In Sandalen zum Herbstausflug
Viele von ihnen haben bisher kein funktionierendes soziales System kennengelernt. Manche kommen zum Herbstausflug barfuß in Sandalen. Und bei ihren Hausbesuchen treffen die KTZ- Mitarbeiter in vielen Familien auf die gleiche Szenerie: Die ganze Zeit läuft der Fernseher. Das Smartphone ist im Dauereinsatz. „Dann raten wir: Machen Sie die Geräte mal aus. Gehen Sie mit den Kindern in den Park, auch abseits der öffentlichen Wege. Sammelt Äste, Stöcke und Steine und lasst euch ausreichend Zeit. Kein Kind wird dabei das Handy vermissen.“
Bei Felix läuft es inzwischen besser. Therapeut, Schulsozialarbeiterin und Klassenlehrerin tauschen sich regelmäßig aus, ziehen an einem Strang. Es gibt erste positive Rückmeldungen aus der Schule. Das stärkt das Selbstwertgefühl des Neunjährigen enorm. Nach einem halben Jahr intensiver Arbeit bringt die Mutter Felix nun zur Therapie. Sie sprechen miteinander – und lachen viel. Heilpädagogik ist Vertrauensarbeit. Und im Gegensatz zum Glauben vieler Eltern wächst sich eine motorische, eine sprachliche oder eine Verhaltensstörung nicht einfach aus.

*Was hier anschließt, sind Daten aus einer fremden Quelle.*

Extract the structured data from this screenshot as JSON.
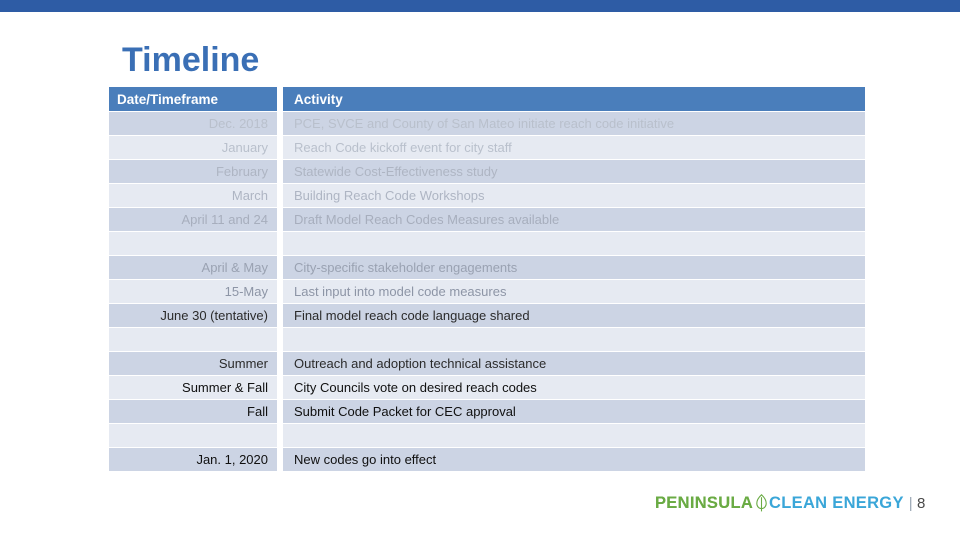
{
  "top_bar": {
    "color": "#2e5ca5"
  },
  "title": "Timeline",
  "table": {
    "columns": [
      "Date/Timeframe",
      "Activity"
    ],
    "header_bg": "#4a7ebb",
    "band_dark": "#ccd4e4",
    "band_light": "#e6eaf2",
    "rows": [
      {
        "date": "Dec. 2018",
        "activity": "PCE, SVCE and County of San Mateo initiate reach code initiative"
      },
      {
        "date": "January",
        "activity": "Reach Code kickoff event for city staff"
      },
      {
        "date": "February",
        "activity": "Statewide Cost-Effectiveness study"
      },
      {
        "date": "March",
        "activity": "Building Reach Code Workshops"
      },
      {
        "date": "April 11 and 24",
        "activity": "Draft Model Reach Codes Measures available"
      },
      {
        "date": "",
        "activity": ""
      },
      {
        "date": "April & May",
        "activity": "City-specific stakeholder engagements"
      },
      {
        "date": "15-May",
        "activity": "Last input into model code measures"
      },
      {
        "date": "June 30 (tentative)",
        "activity": "Final model reach code language shared"
      },
      {
        "date": "",
        "activity": ""
      },
      {
        "date": "Summer",
        "activity": "Outreach and adoption technical assistance"
      },
      {
        "date": "Summer & Fall",
        "activity": "City Councils vote on desired reach codes"
      },
      {
        "date": "Fall",
        "activity": "Submit Code Packet for CEC approval"
      },
      {
        "date": "",
        "activity": ""
      },
      {
        "date": "Jan. 1, 2020",
        "activity": "New codes go into effect"
      }
    ]
  },
  "footer": {
    "logo_part_one": "PENINSULA",
    "logo_icon": "leaf-icon",
    "logo_part_two": "CLEAN ENERGY",
    "divider": "|",
    "slide_number": "8",
    "green": "#6aab44",
    "blue": "#3aa6d8"
  }
}
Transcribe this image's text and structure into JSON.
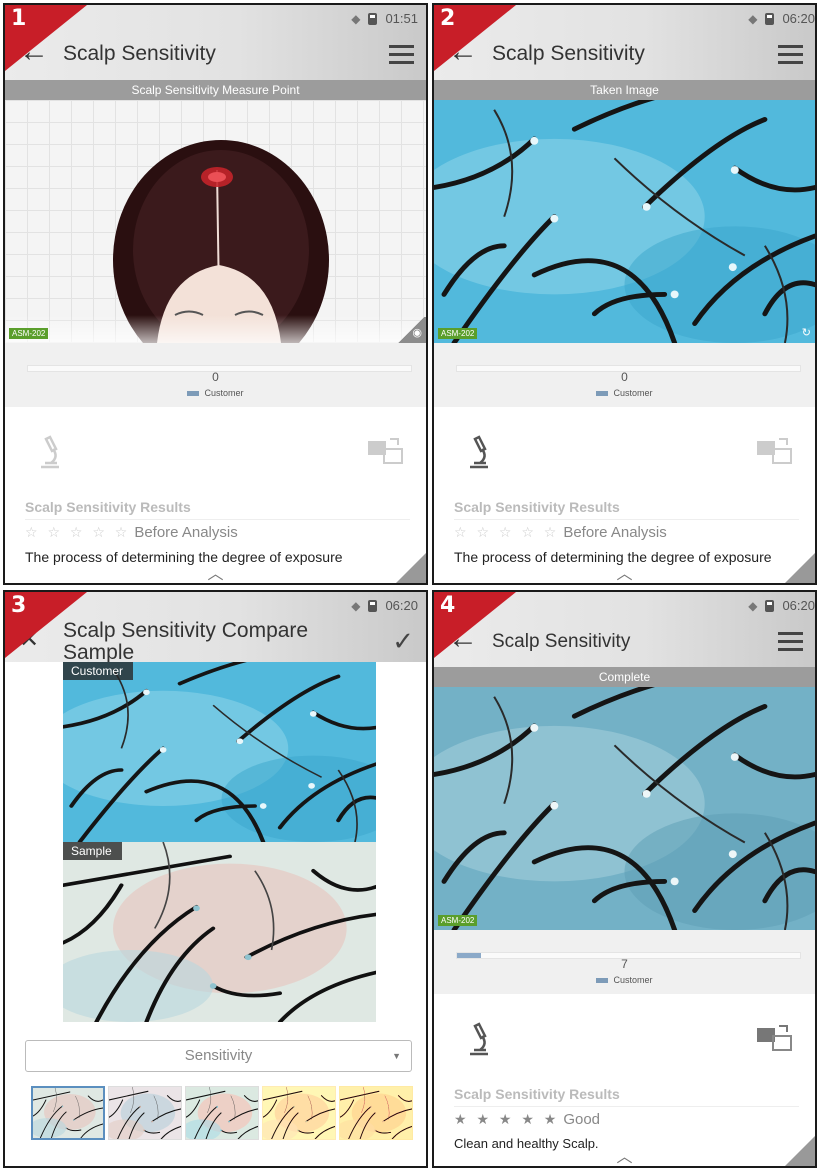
{
  "panels": [
    {
      "number": "1",
      "time": "01:51",
      "title": "Scalp Sensitivity",
      "image_label": "Scalp Sensitivity Measure Point",
      "device_tag": "ASM-202",
      "gauge_value": "0",
      "gauge_fraction": 0,
      "legend": "Customer",
      "results_title": "Scalp Sensitivity Results",
      "rating": "☆ ☆ ☆ ☆ ☆",
      "rating_text": "Before Analysis",
      "description": "The process of determining the degree of exposure"
    },
    {
      "number": "2",
      "time": "06:20",
      "title": "Scalp Sensitivity",
      "image_label": "Taken Image",
      "device_tag": "ASM-202",
      "gauge_value": "0",
      "gauge_fraction": 0,
      "legend": "Customer",
      "results_title": "Scalp Sensitivity Results",
      "rating": "☆ ☆ ☆ ☆ ☆",
      "rating_text": "Before Analysis",
      "description": "The process of determining the degree of exposure"
    },
    {
      "number": "3",
      "time": "06:20",
      "title": "Scalp Sensitivity Compare Sample",
      "customer_label": "Customer",
      "sample_label": "Sample",
      "select_value": "Sensitivity"
    },
    {
      "number": "4",
      "time": "06:20",
      "title": "Scalp Sensitivity",
      "image_label": "Complete",
      "device_tag": "ASM-202",
      "gauge_value": "7",
      "gauge_fraction": 0.07,
      "legend": "Customer",
      "results_title": "Scalp Sensitivity Results",
      "rating": "★ ★ ★ ★ ★",
      "rating_text": "Good",
      "description": "Clean and healthy Scalp."
    }
  ],
  "colors": {
    "badge": "#c81e28",
    "gauge_fill": "#8ba9c8",
    "device_tag": "#5a9e2b",
    "scalp_blue": "#5bbcdc"
  },
  "icons": [
    "back-arrow-icon",
    "menu-icon",
    "close-icon",
    "check-icon",
    "microscope-icon",
    "compare-icon",
    "camera-icon",
    "rotate-icon",
    "chevron-up-icon",
    "wifi-icon",
    "battery-icon"
  ]
}
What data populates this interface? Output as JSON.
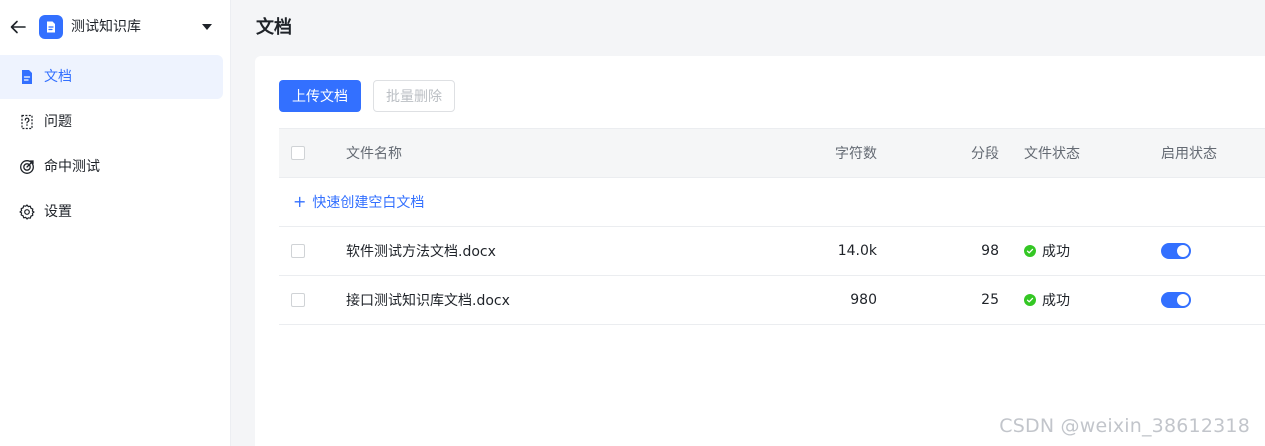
{
  "sidebar": {
    "kb_name": "测试知识库",
    "items": [
      {
        "label": "文档",
        "icon": "document-icon",
        "active": true
      },
      {
        "label": "问题",
        "icon": "question-icon",
        "active": false
      },
      {
        "label": "命中测试",
        "icon": "target-icon",
        "active": false
      },
      {
        "label": "设置",
        "icon": "gear-icon",
        "active": false
      }
    ]
  },
  "main": {
    "title": "文档",
    "upload_label": "上传文档",
    "batch_delete_label": "批量删除",
    "table": {
      "headers": {
        "name": "文件名称",
        "chars": "字符数",
        "segments": "分段",
        "file_status": "文件状态",
        "enable_status": "启用状态"
      },
      "quick_create_label": "快速创建空白文档",
      "rows": [
        {
          "name": "软件测试方法文档.docx",
          "chars": "14.0k",
          "segments": "98",
          "file_status": "成功",
          "enabled": true
        },
        {
          "name": "接口测试知识库文档.docx",
          "chars": "980",
          "segments": "25",
          "file_status": "成功",
          "enabled": true
        }
      ]
    }
  },
  "watermark": "CSDN @weixin_38612318",
  "colors": {
    "accent": "#3370ff",
    "success": "#34c724",
    "active_bg": "#eef3fe"
  }
}
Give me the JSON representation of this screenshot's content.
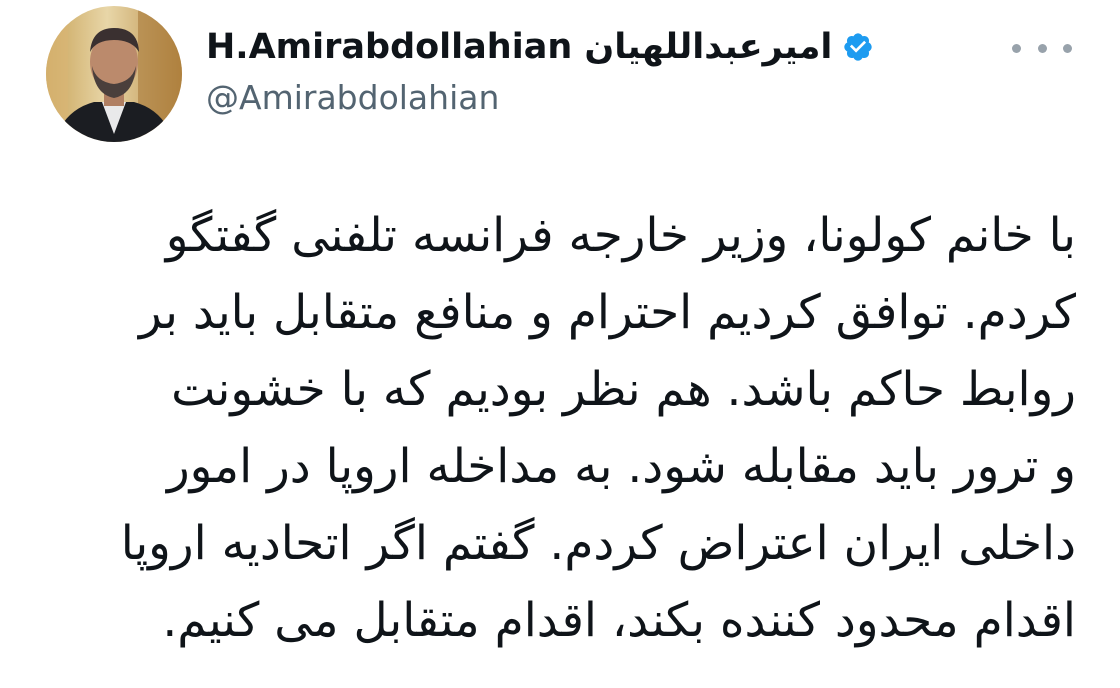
{
  "tweet": {
    "display_name": "H.Amirabdollahian اميرعبداللهيان",
    "handle": "@Amirabdolahian",
    "verified": true,
    "more_icon": "more-horizontal-icon",
    "body_lines": [
      "با خانم کولونا، وزیر خارجه فرانسه تلفنی گفتگو",
      "کردم. توافق کردیم احترام و منافع متقابل باید بر",
      "روابط حاکم باشد. هم نظر بودیم که با خشونت",
      "و ترور باید مقابله شود. به مداخله اروپا در امور",
      "داخلی ایران اعتراض کردم. گفتم اگر اتحادیه اروپا",
      "اقدام محدود کننده بکند، اقدام متقابل می کنیم."
    ]
  },
  "colors": {
    "text_primary": "#0f1419",
    "text_secondary": "#536471",
    "verified_blue": "#1d9bf0",
    "background": "#ffffff"
  }
}
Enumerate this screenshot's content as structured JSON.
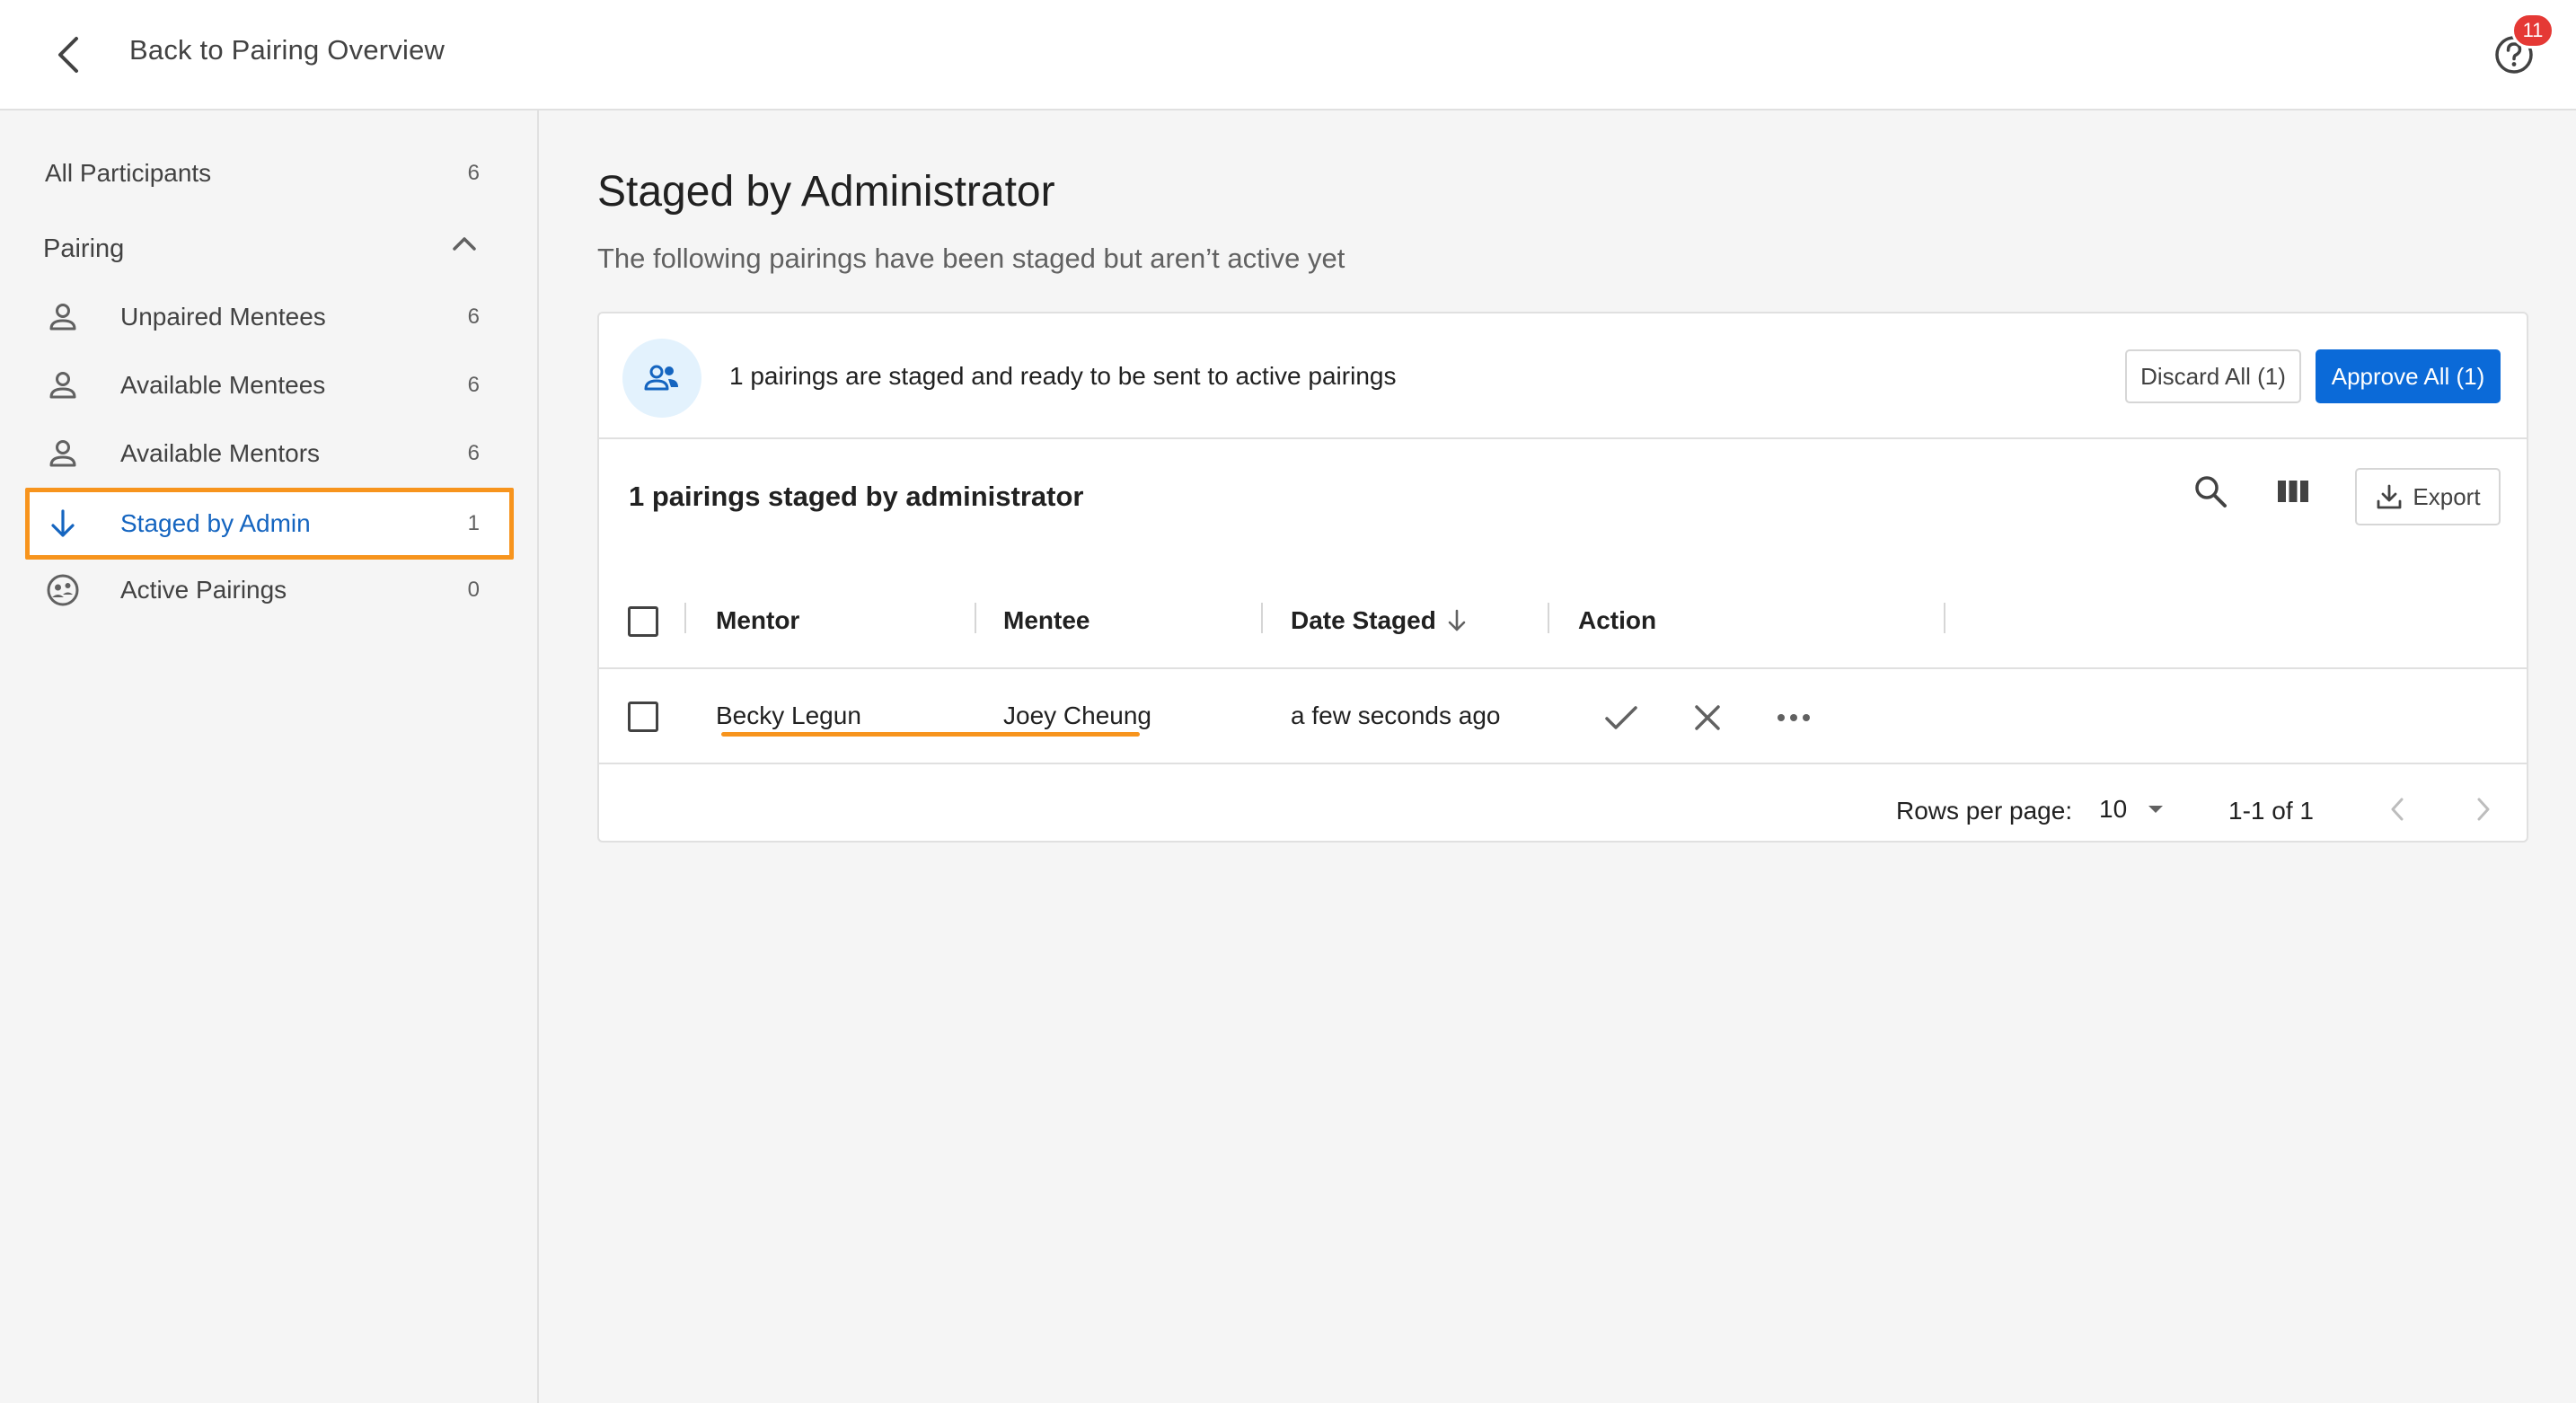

Wachsende Stadt engt Kinder ein
Verändert haben sich laut Getz die Störungsbilder in den vergangenen Jahren nicht. Nur das Umfeld der Kinder würde enger. Immer weniger Plätze zum Spielen an der frischen Luft, das sei vor allem für Jungs problematisch. „Unsere Stadt wächst, aber die Systeme kommen nicht mit.“
Ginge es nach Getz und Kollegen, müsste die Versorgung der Kinder im KTZ langfristig gesichert werden: „Die Stadt versucht viel zu tun, aber es reicht leider nicht.“ Je früher die Hilfe einsetzt, desto besser kann sie wirken – damit die betroffenen Kinder irgendwann auch ohne Unterstützung klarkommen.
Felix ist in den vergangenen Wochen aufgeblüht. Aus seiner Schule kommen kaum noch negative Rückmeldungen. Seine Noten haben sich inzwischen im Dreier- und Zweierbereich eingependelt. Schulkonferenzen? Sind kein Thema mehr!